Il contrasto tra silenzio e parola sta assumendo gradi di polarità estrema in questo nostro tempo in cui la parola si presenta così spesso come un confondersi di molte e contrastanti voci, soffocando quel poco di silenzio che ciascuno cerca di salvare per sé. Così che il contrasto oggi non è tanto tra la parola e il silenzio, bensì tra il rumore e la quiete. Nel racconto del profeta Elia troviamo enunciata la sostanza di una delle problematiche più vive per l’uomo d’oggi e di sempre: come cogliere il messaggio della parola, traendola dal caos del rumore? Come, in mezzo al frastuono che uccide gli spazi del silenzio, riuscire a distinguere e quindi a discernere la parola vera nel groviglio delle molte voci concorrenti? La vicenda di Elia sul monte Oreb svela che non è impresa disperata comporre insieme voce e silenzio; questo compito, al contrario, appartiene al cuore stesso dell’esperienza che l’uomo può fare di Dio; è la condizione, l’essenza e il frutto dell’incontro con lui. Dalla pagina biblica si apre un orizzonte di speranza per le nostre confuse giornate.
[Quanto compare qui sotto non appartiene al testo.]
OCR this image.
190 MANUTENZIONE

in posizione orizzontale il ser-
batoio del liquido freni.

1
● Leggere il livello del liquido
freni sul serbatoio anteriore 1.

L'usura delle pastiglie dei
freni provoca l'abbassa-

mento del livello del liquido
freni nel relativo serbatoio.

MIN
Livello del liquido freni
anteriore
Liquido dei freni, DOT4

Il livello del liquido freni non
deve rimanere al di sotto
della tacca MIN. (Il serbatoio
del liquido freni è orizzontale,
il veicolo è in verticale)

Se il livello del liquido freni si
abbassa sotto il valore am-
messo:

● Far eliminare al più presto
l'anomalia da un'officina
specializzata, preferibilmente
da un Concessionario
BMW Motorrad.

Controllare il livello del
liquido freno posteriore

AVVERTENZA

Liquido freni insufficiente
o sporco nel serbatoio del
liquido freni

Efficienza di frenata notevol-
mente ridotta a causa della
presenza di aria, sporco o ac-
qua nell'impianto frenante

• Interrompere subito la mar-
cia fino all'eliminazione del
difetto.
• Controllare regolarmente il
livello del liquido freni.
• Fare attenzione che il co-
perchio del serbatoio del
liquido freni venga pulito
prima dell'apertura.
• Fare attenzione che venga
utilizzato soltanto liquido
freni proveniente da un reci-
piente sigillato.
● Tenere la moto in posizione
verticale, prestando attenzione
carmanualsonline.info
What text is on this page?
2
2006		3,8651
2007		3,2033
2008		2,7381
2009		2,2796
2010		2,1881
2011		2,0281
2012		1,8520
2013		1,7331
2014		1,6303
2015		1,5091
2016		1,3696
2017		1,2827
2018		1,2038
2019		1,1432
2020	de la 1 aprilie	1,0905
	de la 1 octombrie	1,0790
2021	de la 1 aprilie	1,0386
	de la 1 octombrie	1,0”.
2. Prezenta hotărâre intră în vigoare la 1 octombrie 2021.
Non è difficile cogliere quanto importante sia trovare una soluzione a questo interrogativo, se non vogliamo che il Vangelo sia percepito come una voce tra le altre, parte del chiasso diffuso, non diversa da una delle tante voci che chiedono la nostra attenzione e pretendono il nostro consenso. Anzi, per lo più non lo pretendono, ma lo impongono, o vorrebbero farlo. Questa è infatti la dimensione più insidiosa con cui il frastuono delle parole ci viene oggi comunicato: in una condizione di pervasività assoluta e con un aggressivo potere mistificatorio. Una condizione in cui il diritto della persona alla propria identità, a scelte di matura libertà, al rispetto di una soggettività che ripudia ogni massificazione è costantemente messo alla prova e in molti casi violato. Ha scritto lucidamente Massimo Baldini: «Alla morte del silenzio segue inevitabilmente la morte della parola». (Dalla Lettera pastorale, 23/4/2011)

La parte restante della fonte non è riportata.